1. Deciding on the correct size for your rock tumbler is pretty simple and follows what common sense would tell you. For stones smaller than 1 in. in diameter, go with a model as small as 3 lbs. Six- and 12-lb. barrels can handle stones of up to 2.5 inches.
2. Tumblers that accommodate approximately 1.5 lbs. should be reserved for small, coin-sized stones. These size restrictions are important because, for a good polish, it's necessary to keep the chamber about half-full.
3. If you want to eliminate the risk of jeopardizing the polish in the last stage, or if you want to expedite the process, a second tumbling barrel is a great choice for getting this done.
4. Of course, purchasing a two-barrel rock tumbler is a bit more expensive. This is naturally more economical than buying a second machine, and you can process more stones at a quicker pace.
5. The question of vibrating vs. rotary is one you're bound to face. Essentially, both types produce a good polish, but the latter is easier to operate and makes smoother, more rounded surfaces.
6. The agitating mechanism helps keep the shape of the stone constant, whereas the alternative technique rounds out edges and angles. Therefore, if you go to a lot of trouble to shape your stones prior to polishing, a vibrating model is best.
7. An additional feature of the vibrating tumbler is that its cycle finishes in 7-10 days, compared to the month to 45 days needed by a rotary unit.
8. The advantages of rotating units include ease of use and economy. They can, at times, cost half as much as their vibrating counterparts.

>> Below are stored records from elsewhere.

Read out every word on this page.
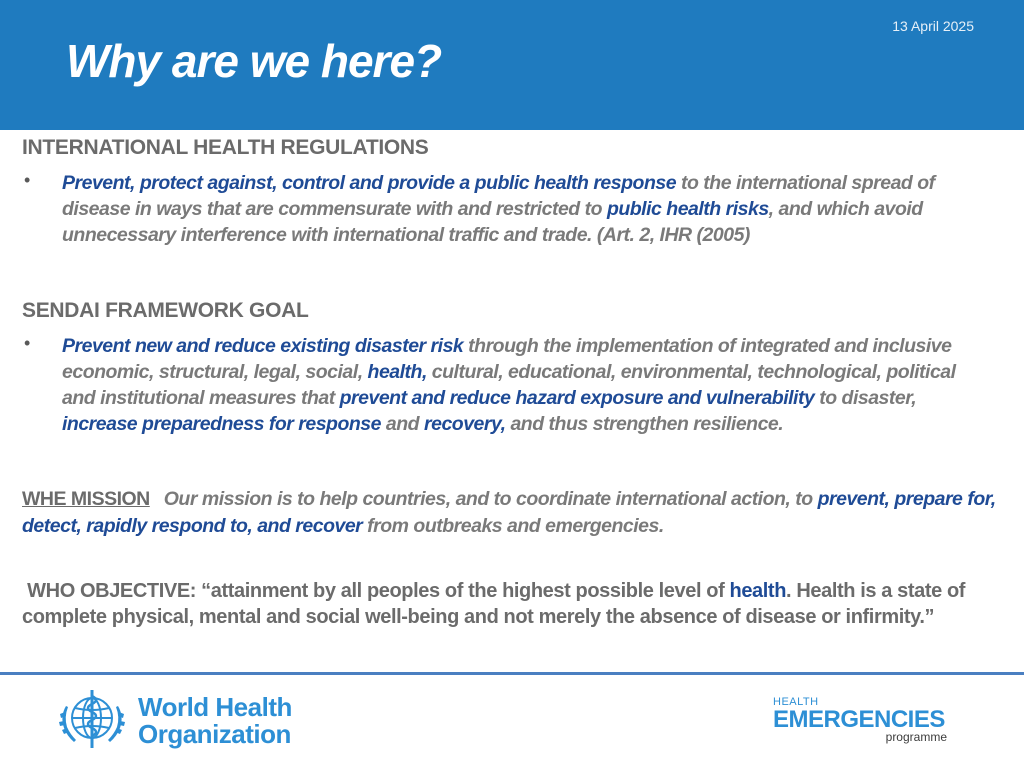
Why are we here?
13 April 2025
INTERNATIONAL HEALTH REGULATIONS
• Prevent, protect against, control and provide a public health response to the international spread of disease in ways that are commensurate with and restricted to public health risks, and which avoid unnecessary interference with international traffic and trade. (Art. 2, IHR (2005)
SENDAI FRAMEWORK GOAL
• Prevent new and reduce existing disaster risk through the implementation of integrated and inclusive economic, structural, legal, social, health, cultural, educational, environmental, technological, political and institutional measures that prevent and reduce hazard exposure and vulnerability to disaster, increase preparedness for response and recovery, and thus strengthen resilience.
WHE MISSION Our mission is to help countries, and to coordinate international action, to prevent, prepare for, detect, rapidly respond to, and recover from outbreaks and emergencies.
WHO OBJECTIVE: “attainment by all peoples of the highest possible level of health. Health is a state of complete physical, mental and social well-being and not merely the absence of disease or infirmity.”
World Health
Organization
HEALTH
EMERGENCIES
programme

9. Rotary machines, because of their increased kinetic activity and need for more polish, are not recommended for fragile rocks. They are also occasionally prone to leaks.
10. Plenty of books are available about rock polishing and tumbling for hobbyists and professional jewelers. There are also gem clubs, operated by "rock hounds", who can help you get started and offer custom advice.